WHAT I WOULD DO WITH $100 MIL...

Make sure my immediate family is taken care of (debts paid, ect..) they have capital.
Buy several low income houses and flip them buy upgrading appliances, ect....
Definitly put away at least $20 Million for my Poo Poo.
Hook close friends up, maybe all expense paid vacation for three months traveling the world.
Adopt poverty stricken families and put them onthe right path, gettnig the the assistance they need for careers, education for children, and to make sure their livig conditions are up to Par.

FIVE PLACES TO RUNAWAY...

I do onot have a special place or any special places. (I'm a Gypsy)

FIVE THINGS I WOULD NEVER WEAR...

Real Fur (that wearing an actual animal freaks me out)
Original cowboy boots (you know with that funny lookin heal)
Cornrows (like Cleo in set it off) NOT IN PUBLIC
Fake gold Jewelry
Daisy Dukes (that was before I became a mother)

FIVE FAVORITE TV SHOWS...

Girlfriends
Soul Food
Lost
Medium
Dead Zone

FIVE BIGGEST JOYS

JP
Food
Family (they are crazy!)
Professional Massages (all over the body)
Having someone just as in love with you if not more than you are with them (never had but i'm sure it would be a joy)
Life (being able to express and experience different emotions)

FIVE FAVORITE TOYS

Video Camera (touch screen)
Cell Phone
TV
OH HELL! I really don't have toys

5 PEOPLE TO PASS THIS ON TO...

None!

I've been tagged...and responded in 24hrs...I'm good!

Wednesday, August 24, 2005

Why do big corporations always step on the damn little people?

When you work for a fortune 500 company corporate always find a way to make the little people(not corporate) feel little. Making you work over time with no over time pay,and telling you it's mandatory to come to work on a saturday when the business only runs monday thru friday. Man, what kind of shit is that?

I am so tired of working for "THE MAN."

If it wasn't for the people I work with I would go crazy. They are the only ones that have me up in here weak laughing.

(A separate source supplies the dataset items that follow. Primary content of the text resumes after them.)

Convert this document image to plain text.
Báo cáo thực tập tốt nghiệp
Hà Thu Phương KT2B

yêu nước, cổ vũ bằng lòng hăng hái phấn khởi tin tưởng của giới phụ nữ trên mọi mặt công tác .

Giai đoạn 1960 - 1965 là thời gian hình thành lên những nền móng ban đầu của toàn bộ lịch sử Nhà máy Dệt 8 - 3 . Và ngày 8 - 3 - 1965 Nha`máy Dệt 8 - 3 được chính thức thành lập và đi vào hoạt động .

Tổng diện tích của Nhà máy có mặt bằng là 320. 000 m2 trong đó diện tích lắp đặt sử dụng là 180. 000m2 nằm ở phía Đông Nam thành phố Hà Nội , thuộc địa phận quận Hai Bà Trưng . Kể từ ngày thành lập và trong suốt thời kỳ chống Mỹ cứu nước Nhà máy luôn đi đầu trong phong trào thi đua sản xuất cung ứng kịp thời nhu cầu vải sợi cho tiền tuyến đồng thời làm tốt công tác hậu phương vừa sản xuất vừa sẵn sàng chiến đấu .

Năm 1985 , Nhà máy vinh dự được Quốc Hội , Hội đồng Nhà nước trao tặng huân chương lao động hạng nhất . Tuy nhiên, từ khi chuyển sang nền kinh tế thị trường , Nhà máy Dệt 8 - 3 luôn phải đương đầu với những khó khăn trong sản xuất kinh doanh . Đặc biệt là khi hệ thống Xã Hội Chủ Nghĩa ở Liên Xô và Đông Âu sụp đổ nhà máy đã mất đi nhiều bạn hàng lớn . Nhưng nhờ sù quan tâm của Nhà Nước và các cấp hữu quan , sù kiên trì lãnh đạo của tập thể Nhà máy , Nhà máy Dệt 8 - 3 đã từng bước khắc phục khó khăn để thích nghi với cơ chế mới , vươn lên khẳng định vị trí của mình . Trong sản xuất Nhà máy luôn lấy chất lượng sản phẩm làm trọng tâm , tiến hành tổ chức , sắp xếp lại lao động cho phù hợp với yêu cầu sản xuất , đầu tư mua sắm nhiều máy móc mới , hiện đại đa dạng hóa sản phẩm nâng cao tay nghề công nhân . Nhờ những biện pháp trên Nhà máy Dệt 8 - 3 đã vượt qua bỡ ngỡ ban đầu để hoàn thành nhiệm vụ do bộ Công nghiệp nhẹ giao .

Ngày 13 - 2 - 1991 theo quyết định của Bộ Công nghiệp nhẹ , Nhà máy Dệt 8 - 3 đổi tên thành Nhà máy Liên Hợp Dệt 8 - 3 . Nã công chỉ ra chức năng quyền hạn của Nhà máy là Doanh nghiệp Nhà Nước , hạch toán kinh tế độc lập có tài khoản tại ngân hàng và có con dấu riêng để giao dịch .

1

Thank goodness i'm off tomorrow, because my boss comes back to work and I don't want to be here when she gets to nuttin up(detroit slang). I will be taking my baby to kindergarten for her first day, and chillin the rest of the day after that. Oh and beleive me I am looking for that relaxation time.

Tuesday, August 16, 2005

Alright, so despite my feelings about ole boy I went to see him thursday night. Thank goodness Big Red was in town because I don't want any sexual contact with him at this point. Of course when he ask me if my guest was here and I said, "yes" his dumb ass asked me was I sure like I was lying.

I mean really give me a break even if I was lying which I wasn't he is not going to want to find out.

What is wrong with these guys today?

I was listening to some great talk radio yesturday, the guys name is Micheal Baisdon. He has the most contriversal and intriging conversations dealing with grown folks. Hince the name of the show is call Grown folks radio. I thinks his show is out of NY, but for my Cincinnatians he just got a spot on the BUZZ so check him out. But any way yesturday his topic dealt with relationships and consistency. How men and women need to keep up some kind of consistency in the relationship whether it be how often you have sex or how often you go out to dinner. That if the level of consistency does not last up to six months there could be a sign of what's to come in the future.

I got to thinking of how myself as well as my friend have lacked in being consistent. We used to go out every Weds. or Thurs., in the beginning the sex was alright(it has never been the greatest) but even he has slacked off on that, and the "you're so beautiful" comments I use to get throughtout the day have stopped. Now I personally believed that I have slacked off due to his inconsistency but then again you know how that is(seeing it from your side of the mirror).

So what is the deal? Is being inconsistent a sign of which direction your relationship will go being good or bad?

Maybe you have something new that has come into your life that is taking up your attention and time.